Converting between numbers and text characters
The char data type in Processing represents a single
character of text. That character is represented using the
ASCII encoding
scheme. ASCII is an acronym for the American Standard Code for
Information Interchange, and it was developed in the 1960s so
that different computers could use a common representation for
how characters should be represented in binary. Internally,
each ASCII character is represented using 8 bits, and we
can commonly think of those same 8-bits as numbers from 0 to 255
(as we do with color values). What ASCII defines is simply which
character of the alphabet is assigned to which
Conversion between 8-bit integers and ASCII characters can be performed easily in Processing (as it already does these conversions internally). In particular, if you declare a variable as a char you can assign it to the character assocaited with an integer value, using a syntax such as:
char c = char(122); // will be 'z'In similar regard, if you have a character and attempt to store that character in an integer variable, its ASCII code value is what gets stored.

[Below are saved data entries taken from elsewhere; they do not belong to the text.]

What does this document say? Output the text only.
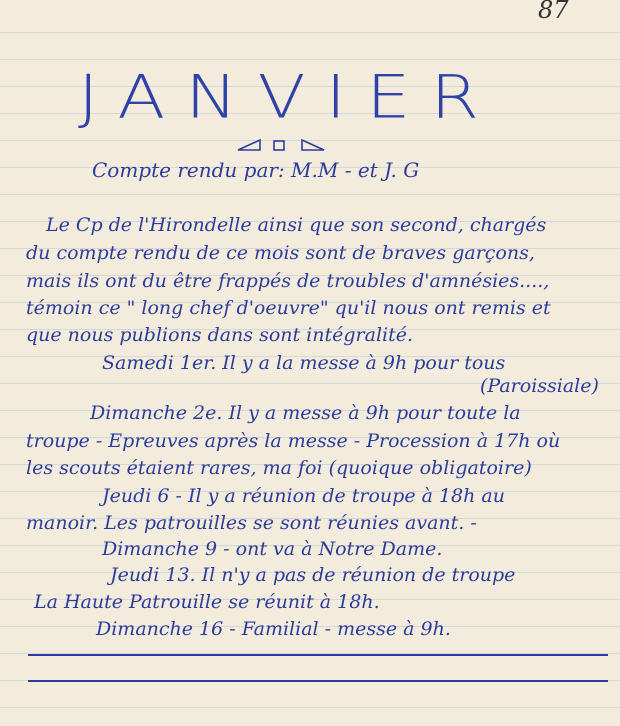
87
JANVIER
Compte rendu par: M.M - et J. G
Le Cp de l'Hirondelle ainsi que son second, chargés
du compte rendu de ce mois sont de braves garçons,
mais ils ont du être frappés de troubles d'amnésies....,
témoin ce " long chef d'oeuvre" qu'il nous ont remis et
que nous publions dans sont intégralité.
Samedi 1er. Il y a la messe à 9h pour tous
(Paroissiale)
Dimanche 2e. Il y a messe à 9h pour toute la
troupe - Epreuves après la messe - Procession à 17h où
les scouts étaient rares, ma foi (quoique obligatoire)
Jeudi 6 - Il y a réunion de troupe à 18h au
manoir. Les patrouilles se sont réunies avant. -
Dimanche 9 - ont va à Notre Dame.
Jeudi 13. Il n'y a pas de réunion de troupe
La Haute Patrouille se réunit à 18h.
Dimanche 16 - Familial - messe à 9h.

int j = 'z'; // will store 122
Hidden Bitmaps
In our first challenge, we have hidden 3 secret bitmaps within the
following 1024x768 pixel image. One image is hidden as the least-significant bit of
the red channel. Another is hidden as the least-signficiant bit of the
green channel, and a third is hidden as the least-signficant bit of
the blue channel.
Hidden Color Image
In our second challenge, we have hidden a single color picture having
equal size. Our mechanism was to use the two least-significant
bits of each color channel of each pixel. A single pair of such
bits represents a number 0, 1, 2, or 3. For each color channel, we map
those values to actual colors of 0, 85, 170, 255, respectively.
Hidden Text
In our third challenge, we have hidden the full text of a
Shakespearean play. Our mechanism is as follows. We consider the
pixels of the image in row-major order, that is, going
row-by-row starting at the top, and within each row from
left-to-right. For each pixel, we consider the color components
ordered as (r,g,b). We have hidden our text using the
least-significant bit of each color component (but we did not choose
to use the alpha channel). If you consider the single bit from the
red, followed by green, followed by blue, and then continuing in this
fashion for the next pixel, this gets a very long stream of bits. If
you subsequently break that stream of bits into 8-bit chunks, each
8-bit chunk represents an ASCII characters. Finally, we will note
that the play ends after 131,854 characters (we've filled the rest of
the image in similar way with space characters).
Note: printing large amounts of text to the processing console might be too taxing on the software. Better is to write the output to a file (although please also make sure that you don't have an infinite loop that writes to a file). In Processing, there is a PrintWriter class that you may declare and initialize as
PrintWriter result = createWriter("sample.txt");Then you can send output to the file sample.txt one character at a time using a syntax
result.print(ch);where ch is a character variable. When done, you may do result.close(); to close the file.